Impacts of Culture Technique and Estuarine Position on Oyster Mariculture-mediated Nitrogen Removal in Temperate Estuaries
摘要
Excess nitrogen is a driver of eutrophication and a threat to coastal water quality, ecosystems, and economies. Oyster reef habitat has been shown to enhance nitrogen removal processes, including denitrification (DNF), in adjacent sediments via nutrient-rich biodepositions. However, little is known regarding DNF within oyster mariculture leases, including how DNF varies among methods (i.e., gear types) or locations (i.e. between and within estuaries). Here, the effects of three common mariculture methods (i.e., floating bags, bottom cages, loose-on-bottom) on nitrogen cycling in three temperate North Carolinian waterbodies (Newport River, Stump Sound, Core Sound) and the effect of position along salinity (22–33 ppt) and sediment organic matter (SOM) (9.0–0.8%) gradients on nitrogen cycling in one estuary were measured.

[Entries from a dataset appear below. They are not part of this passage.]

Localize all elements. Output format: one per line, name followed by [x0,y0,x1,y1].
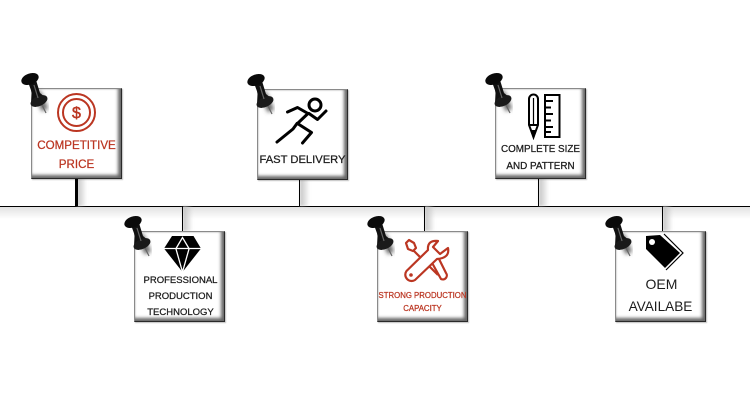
icon: runner [275,98,328,145]
connector: complete size [538,179,548,207]
icon: pin 5 [367,216,395,256]
panel: strong production capacity [377,231,468,322]
text: strong production: STRONG PRODUCTION [379,291,466,300]
connector: professional technology [182,205,192,231]
timeline shadow [0,207,750,219]
icon: pin 6 [605,216,633,256]
text: and pattern: AND PATTERN [506,161,575,172]
connector: strong capacity [424,205,434,231]
text: fast delivery: FAST DELIVERY [259,154,346,166]
panel: complete size and pattern [495,88,586,179]
connector: OEM [662,205,672,231]
panel: OEM available [615,231,706,322]
connector: fast delivery [298,180,309,207]
icon: pin 2 [247,74,275,114]
text: professional: PROFESSIONAL [144,275,217,286]
panel: competitive price [31,88,122,179]
icon: pin 1 [21,73,49,114]
text: price: PRICE [59,158,94,171]
timeline line [0,206,750,207]
icon: pencil and ruler [528,94,560,140]
icon: pin 4 [124,216,152,256]
panel: fast delivery [257,89,348,180]
icon: diamond [164,236,201,272]
text: production: PRODUCTION [149,291,212,302]
icon: wrench and screwdriver [404,238,450,282]
text: competitive: COMPETITIVE [37,139,116,152]
text: technology: TECHNOLOGY [147,307,214,318]
icon: dollar coin [57,93,96,132]
text: availabe: AVAILABE [629,299,692,314]
icon: pin 3 [485,73,513,114]
panel: professional production technology [134,231,225,322]
text: complete size: COMPLETE SIZE [501,144,580,155]
connector: competitive price [75,179,86,207]
icon: price tag [646,234,684,270]
text: OEM: OEM [646,276,677,292]
icon: dollar coin: $ [72,105,81,122]
text: capacity: CAPACITY [403,304,442,313]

Oyster mariculture can match natural reefs’ DNF rates (floating bags 44.8 ± 11.7, bottom cages 38.6 ± 26.2, loose-on-bottom 104.8 ± 81.9, reef 103.2 ± 55.9 µmol N2-N m−2h− 1), but this service varies by method, waterbody, and over time. Loose-on-bottom DNF was ~ 10x higher than other methods in Newport River, bottom cages were highest (by 1.5x) in Stump Sound, and no culture method surpassed another in Core Sound. The following year, DNF on the Newport River loose-on-bottom lease decreased 10x, yielding no culture differences. Along an estuarine salinity and SOM gradient, oyster culture enhanced DNF relative to bare flats only up-estuary, by 6.5x. Overall, up to order-of-magnitude DNF variability among culture methods, locations, and over time suggests that quantifying an oyster lease’s nitrogen removal requires rigorous site-specific analysis rather than generalized estimation.